Some lay people know more about their condition than the professionals. If I am a family practitioner, I might need to know about maybe 1,000 different conditions. If a woman comes in with fibromyalgia, and she has spent the last three months researching this condition online, it is very reasonable that she might know more about this condition than I do. Many times people in a discussion group have a great breadth and range of knowledge on the topic and can give you the best current thinking. The information in these problem- specific online groups is generally much superior to anything you can find in any printed format and in many cases superior to anything you can get from your own health professional.
Going online can be expensive and difficult if you're not already into it. How does this square with cutting health care costs?

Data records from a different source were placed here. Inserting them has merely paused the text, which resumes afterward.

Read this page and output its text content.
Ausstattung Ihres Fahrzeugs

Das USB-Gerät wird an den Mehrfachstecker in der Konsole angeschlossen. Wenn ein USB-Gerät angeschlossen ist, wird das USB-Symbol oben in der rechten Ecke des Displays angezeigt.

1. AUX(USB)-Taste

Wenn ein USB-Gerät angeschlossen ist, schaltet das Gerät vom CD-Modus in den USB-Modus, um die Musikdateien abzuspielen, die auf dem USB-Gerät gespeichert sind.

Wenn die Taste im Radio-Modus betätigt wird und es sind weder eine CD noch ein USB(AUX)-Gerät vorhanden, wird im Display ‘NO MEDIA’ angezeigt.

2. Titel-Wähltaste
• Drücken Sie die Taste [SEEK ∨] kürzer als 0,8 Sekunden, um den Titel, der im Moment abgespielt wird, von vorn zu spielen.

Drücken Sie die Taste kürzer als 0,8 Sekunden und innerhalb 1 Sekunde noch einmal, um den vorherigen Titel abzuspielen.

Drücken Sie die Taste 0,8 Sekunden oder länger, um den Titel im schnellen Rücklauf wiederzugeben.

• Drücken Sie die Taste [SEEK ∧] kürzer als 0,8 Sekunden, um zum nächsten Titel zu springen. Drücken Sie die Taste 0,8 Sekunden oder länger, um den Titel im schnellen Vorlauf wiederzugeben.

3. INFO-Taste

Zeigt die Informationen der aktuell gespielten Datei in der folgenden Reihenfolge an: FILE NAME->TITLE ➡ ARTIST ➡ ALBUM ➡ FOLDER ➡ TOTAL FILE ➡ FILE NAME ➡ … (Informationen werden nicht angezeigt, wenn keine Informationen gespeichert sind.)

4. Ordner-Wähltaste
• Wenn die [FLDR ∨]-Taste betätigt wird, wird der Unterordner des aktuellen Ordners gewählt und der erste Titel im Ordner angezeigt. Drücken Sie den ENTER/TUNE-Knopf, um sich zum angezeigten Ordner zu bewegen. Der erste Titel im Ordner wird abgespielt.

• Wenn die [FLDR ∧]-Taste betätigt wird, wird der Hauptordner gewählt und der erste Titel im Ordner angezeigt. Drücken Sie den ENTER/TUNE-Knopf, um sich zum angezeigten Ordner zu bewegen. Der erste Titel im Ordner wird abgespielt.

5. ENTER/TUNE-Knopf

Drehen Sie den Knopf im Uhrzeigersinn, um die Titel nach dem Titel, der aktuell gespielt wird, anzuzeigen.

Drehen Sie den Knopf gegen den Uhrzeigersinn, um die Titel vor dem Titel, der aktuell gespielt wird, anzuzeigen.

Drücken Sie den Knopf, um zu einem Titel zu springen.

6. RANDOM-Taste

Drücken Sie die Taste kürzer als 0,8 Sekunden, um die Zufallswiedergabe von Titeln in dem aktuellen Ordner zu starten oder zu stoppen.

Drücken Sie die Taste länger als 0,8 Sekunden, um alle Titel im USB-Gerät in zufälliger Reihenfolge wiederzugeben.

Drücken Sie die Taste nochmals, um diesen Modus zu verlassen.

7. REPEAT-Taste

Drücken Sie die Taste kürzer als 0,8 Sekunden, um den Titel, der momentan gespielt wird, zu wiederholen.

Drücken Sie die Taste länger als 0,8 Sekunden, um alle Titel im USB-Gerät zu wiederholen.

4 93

Studies show that online information combined with support groups is effective at giving people better health and at cutting costs. In Madison, Wisconsin, and a dozen other communities around the country, if you are diagnosed with AIDS, breast cancer, or a number of other conditions, your HMO or clinic will come out and give you a PC-based home health workstation called CHESS. It has 60 to 80 Mbytes of high-quality information that is specific to your condition. It's a built-in electronic support group. A modem links you to three different functions: one to talk with your health professionals, one to connect with local community groups, and one that allows you to conference with people with similar diagnoses who live near you. These patients become much more capable and responsible and require less clinical care. They are hospitalized for a shorter time - and hospitalization can cost thousands per day. Plus their psychological well-being just goes right off the charts. Their experience of being sick is an order of magnitude better because they are in charge. They are not the passive recipients of some process they don't understand.
What about the docs?
Depends. Docs online can't take on the usual all-knowing, calling-the-shots role. Do that and you'll get flamed. The social contract behind these online groups is that the patients and families own the group and the clinicians are guests. Docs are often surprised by how much they learn. Things that patients often don't tell doctors. I talked to a headache specialist, a consultant for a headache board on CompuServe, who had no idea beforehand how much chronic headaches disrupt a patient's whole life - and how often clinicians make them feel it's their fault.
Do docs love email?
Ninety-five percent are terrified. They imagine a deluge from patients. The other 5 percent, mostly younger physicians, find that they can have more and higher quality interactions with their patients. You can
talk to 50 people via email in the time that you can talk to five people on the phone. Docs can see the handwriting on the wall. They can see that the future of medicine is going to involve more online communication and that the people who become comfortable with it will do very well.